Anonymous Kellie said...

Yeah! It's back - AND I remembered to check!!

Oboe Yodeling. Mom's Entertaining Night.
Over Yanking My Energetic Nephew.
Optimistic Yoga Means E Neck.

11:45 AM  
Anonymous Kellie said...

Make that:
Optimistic Yoga Means Extended Neck.

11:47 AM  
Blogger Marla Bronstein said...

I adore you Bet...thanks for the nod this week. I am so tired that my accent sounds like yours....you know, long vowels as if spoken in a yawn...but this acro was just screaming at me. Don't let me win out of pity, let me win because it is the best....

Overfilling Your Mom's Enima, Naturally

It's only funny because it's true....

5:20 PM  
Anonymous Anonymous said...

dff here. So, How Did You Hurt Your Back?" The letters:

O Y M E N

Outside yurt, manicuring elephants' nails.

Oriental yoga masseuse's enthusiastic needling.

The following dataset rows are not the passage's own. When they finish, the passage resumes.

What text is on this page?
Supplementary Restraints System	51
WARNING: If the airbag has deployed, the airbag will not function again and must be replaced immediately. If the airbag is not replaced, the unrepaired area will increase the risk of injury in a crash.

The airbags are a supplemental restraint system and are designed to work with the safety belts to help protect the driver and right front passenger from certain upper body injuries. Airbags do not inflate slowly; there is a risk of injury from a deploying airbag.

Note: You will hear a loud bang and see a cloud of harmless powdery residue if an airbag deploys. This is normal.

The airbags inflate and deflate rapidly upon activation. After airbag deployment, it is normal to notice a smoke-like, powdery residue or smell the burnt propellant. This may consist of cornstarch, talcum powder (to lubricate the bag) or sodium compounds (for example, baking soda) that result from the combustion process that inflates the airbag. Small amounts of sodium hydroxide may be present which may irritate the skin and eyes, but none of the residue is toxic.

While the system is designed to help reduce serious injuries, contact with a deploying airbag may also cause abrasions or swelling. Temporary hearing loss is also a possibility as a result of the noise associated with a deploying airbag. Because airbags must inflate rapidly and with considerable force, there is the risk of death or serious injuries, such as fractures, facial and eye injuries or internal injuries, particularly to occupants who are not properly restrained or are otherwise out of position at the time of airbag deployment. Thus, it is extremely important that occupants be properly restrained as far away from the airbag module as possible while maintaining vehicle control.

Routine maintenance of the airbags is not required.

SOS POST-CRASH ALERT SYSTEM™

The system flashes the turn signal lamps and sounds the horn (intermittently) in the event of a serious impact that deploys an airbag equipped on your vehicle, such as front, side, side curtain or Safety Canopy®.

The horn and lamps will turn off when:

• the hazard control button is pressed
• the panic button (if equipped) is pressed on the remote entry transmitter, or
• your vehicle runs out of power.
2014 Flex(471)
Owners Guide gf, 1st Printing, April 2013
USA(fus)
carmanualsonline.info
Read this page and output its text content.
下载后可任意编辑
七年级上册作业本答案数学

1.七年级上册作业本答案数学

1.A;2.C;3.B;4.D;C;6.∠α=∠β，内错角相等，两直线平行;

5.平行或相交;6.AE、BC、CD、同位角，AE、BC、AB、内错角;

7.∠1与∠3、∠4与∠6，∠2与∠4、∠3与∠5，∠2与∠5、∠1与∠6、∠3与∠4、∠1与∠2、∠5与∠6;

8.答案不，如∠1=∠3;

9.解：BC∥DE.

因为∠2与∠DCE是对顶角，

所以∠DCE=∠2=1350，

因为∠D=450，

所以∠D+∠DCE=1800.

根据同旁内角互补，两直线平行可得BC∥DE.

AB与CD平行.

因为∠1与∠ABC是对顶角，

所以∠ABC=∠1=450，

On Yvette's mattress, enjoying nubility.

6:47 PM  
Anonymous bettie said...

Hi--I am just commenting on this post because it mentioned something about loving letters. I think your reviews are very funny, the ones about "ETHS"--you are a good writer. However, in the one about Robert Downey, Jr., you said he got the "Chaplain" role. It's actually "Chaplin," as in Charlie Chaplin. A "chaplain" is like a minister. I am not trying to be pedantic, but c'mon, you gotta show Charlie Chaplin some respect.